CVE-2024-49930 is a vulnerability identified in the Linux kernel's ath11k wireless driver, specifically related to the handling of SoC (System on Chip) statistics within the ath11k_soc_dp_stats structure. The vulnerability arises from an out-of-bounds array access in the hal_reo_error array, which is defined with a maximum size of DP_REO_DST_RING_MAX. The root cause is that the function ath11k_dp_process_rx() incorrectly uses the REO destination SRNG ring ID to index into the hal_reo_error array. However, SRNG ring IDs differ from normal ring IDs, and this mismatch leads to accessing memory beyond the array bounds. This can cause undefined behavior, including potential memory corruption or kernel crashes. The fix involves modifying ath11k_dp_process_rx() to use the normal ring ID directly instead of the SRNG ring ID, thereby preventing out-of-bounds access. The vulnerability was tested on Qualcomm QCN9074 hardware with PCI WLAN and the specific driver version HK.2.7.0.1-01744-QCAHKSWPL_SILICONZ-1. No known exploits are reported in the wild as of the publication date (October 21, 2024). This vulnerability affects Linux kernel versions containing the specified commit hash d5c65159f2895379e11ca13f62feabe93278985d. Since the vulnerability is in a wireless driver, it impacts systems using Qualcomm ath11k Wi-Fi chipsets, which are common in various embedded and consumer devices running Linux. The absence of a CVSS score necessitates an assessment based on the technical details and potential impact.

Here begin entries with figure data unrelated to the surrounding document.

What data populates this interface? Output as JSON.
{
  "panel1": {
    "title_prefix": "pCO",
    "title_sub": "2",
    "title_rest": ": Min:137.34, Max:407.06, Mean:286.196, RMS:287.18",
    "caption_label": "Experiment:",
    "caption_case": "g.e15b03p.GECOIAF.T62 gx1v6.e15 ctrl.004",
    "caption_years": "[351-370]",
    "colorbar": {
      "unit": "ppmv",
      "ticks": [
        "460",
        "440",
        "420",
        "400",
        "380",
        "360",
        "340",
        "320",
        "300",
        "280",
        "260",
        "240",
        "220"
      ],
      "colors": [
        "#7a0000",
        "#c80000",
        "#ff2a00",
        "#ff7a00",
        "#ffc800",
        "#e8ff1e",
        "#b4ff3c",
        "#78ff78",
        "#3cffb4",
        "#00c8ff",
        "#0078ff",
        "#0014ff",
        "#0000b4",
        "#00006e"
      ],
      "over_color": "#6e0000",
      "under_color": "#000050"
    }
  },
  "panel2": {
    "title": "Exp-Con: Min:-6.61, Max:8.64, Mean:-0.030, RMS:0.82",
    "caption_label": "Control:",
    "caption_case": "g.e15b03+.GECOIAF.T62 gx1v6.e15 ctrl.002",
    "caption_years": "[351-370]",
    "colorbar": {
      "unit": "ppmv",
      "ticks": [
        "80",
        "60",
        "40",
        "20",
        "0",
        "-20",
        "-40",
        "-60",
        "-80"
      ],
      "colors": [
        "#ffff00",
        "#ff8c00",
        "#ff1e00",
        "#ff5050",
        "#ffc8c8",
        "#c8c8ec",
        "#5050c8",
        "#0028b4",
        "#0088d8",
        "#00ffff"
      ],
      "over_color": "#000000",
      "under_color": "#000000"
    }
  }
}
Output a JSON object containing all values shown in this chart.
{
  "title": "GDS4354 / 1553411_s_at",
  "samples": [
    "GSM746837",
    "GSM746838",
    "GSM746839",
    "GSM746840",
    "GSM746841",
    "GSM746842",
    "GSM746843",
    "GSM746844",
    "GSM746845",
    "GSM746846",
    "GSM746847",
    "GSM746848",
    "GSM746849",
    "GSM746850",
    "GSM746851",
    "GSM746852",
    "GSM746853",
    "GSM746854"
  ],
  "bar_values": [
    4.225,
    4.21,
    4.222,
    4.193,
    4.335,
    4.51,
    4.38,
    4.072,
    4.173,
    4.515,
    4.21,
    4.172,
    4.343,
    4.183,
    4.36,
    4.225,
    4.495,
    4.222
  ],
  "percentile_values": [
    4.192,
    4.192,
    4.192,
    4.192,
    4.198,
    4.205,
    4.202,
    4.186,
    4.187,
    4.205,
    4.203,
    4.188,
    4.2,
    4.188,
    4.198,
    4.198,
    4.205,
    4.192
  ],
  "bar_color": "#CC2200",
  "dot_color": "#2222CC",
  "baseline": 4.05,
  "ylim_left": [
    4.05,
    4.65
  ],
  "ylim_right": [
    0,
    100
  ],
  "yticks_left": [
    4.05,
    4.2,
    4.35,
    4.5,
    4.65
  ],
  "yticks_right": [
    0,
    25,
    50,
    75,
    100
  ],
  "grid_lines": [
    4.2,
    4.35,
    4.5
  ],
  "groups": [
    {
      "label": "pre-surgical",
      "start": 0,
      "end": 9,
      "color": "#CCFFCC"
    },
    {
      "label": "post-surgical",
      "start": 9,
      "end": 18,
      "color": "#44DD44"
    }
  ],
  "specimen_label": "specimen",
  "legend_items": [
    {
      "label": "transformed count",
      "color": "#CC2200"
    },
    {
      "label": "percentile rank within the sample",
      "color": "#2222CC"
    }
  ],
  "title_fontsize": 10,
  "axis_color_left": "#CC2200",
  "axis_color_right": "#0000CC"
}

For European organizations, this vulnerability poses a risk primarily to systems running Linux kernels with the affected ath11k driver and Qualcomm Wi-Fi chipsets. Potential impacts include system instability, kernel crashes, or denial of service due to memory corruption from out-of-bounds access. While direct remote exploitation is not explicitly documented, the vulnerability exists in a wireless driver, which could be triggered by crafted wireless frames or network traffic, potentially allowing attackers within wireless range to disrupt affected systems. This could impact critical infrastructure, enterprise networks, and IoT devices relying on Linux with Qualcomm Wi-Fi hardware. Confidentiality and integrity impacts are less likely unless combined with other vulnerabilities, but availability could be significantly affected. European organizations with large deployments of Linux-based systems in networking equipment, embedded devices, or industrial control systems using Qualcomm ath11k chipsets are at higher risk. The vulnerability could disrupt business operations, especially in sectors relying on wireless connectivity for critical functions.

1. Apply the official Linux kernel patches that fix the array out-of-bounds access in the ath11k driver as soon as they become available. Monitor Linux kernel mailing lists and vendor advisories for updates. 2. For organizations using distributions with backported fixes, ensure that the latest kernel updates are installed promptly. 3. Where possible, restrict wireless access to trusted networks and limit exposure to untrusted wireless environments to reduce the risk of exploitation. 4. Implement network segmentation to isolate critical systems using affected hardware from general wireless networks. 5. Monitor system logs and kernel messages for signs of instability or crashes related to the ath11k driver. 6. For embedded or IoT devices using Qualcomm ath11k chipsets, coordinate with device vendors to obtain firmware or kernel updates addressing this vulnerability. 7. Conduct wireless network security assessments to identify and mitigate potential attack vectors that could exploit this vulnerability. 8. Consider disabling or replacing affected wireless hardware in high-security environments if timely patching is not feasible.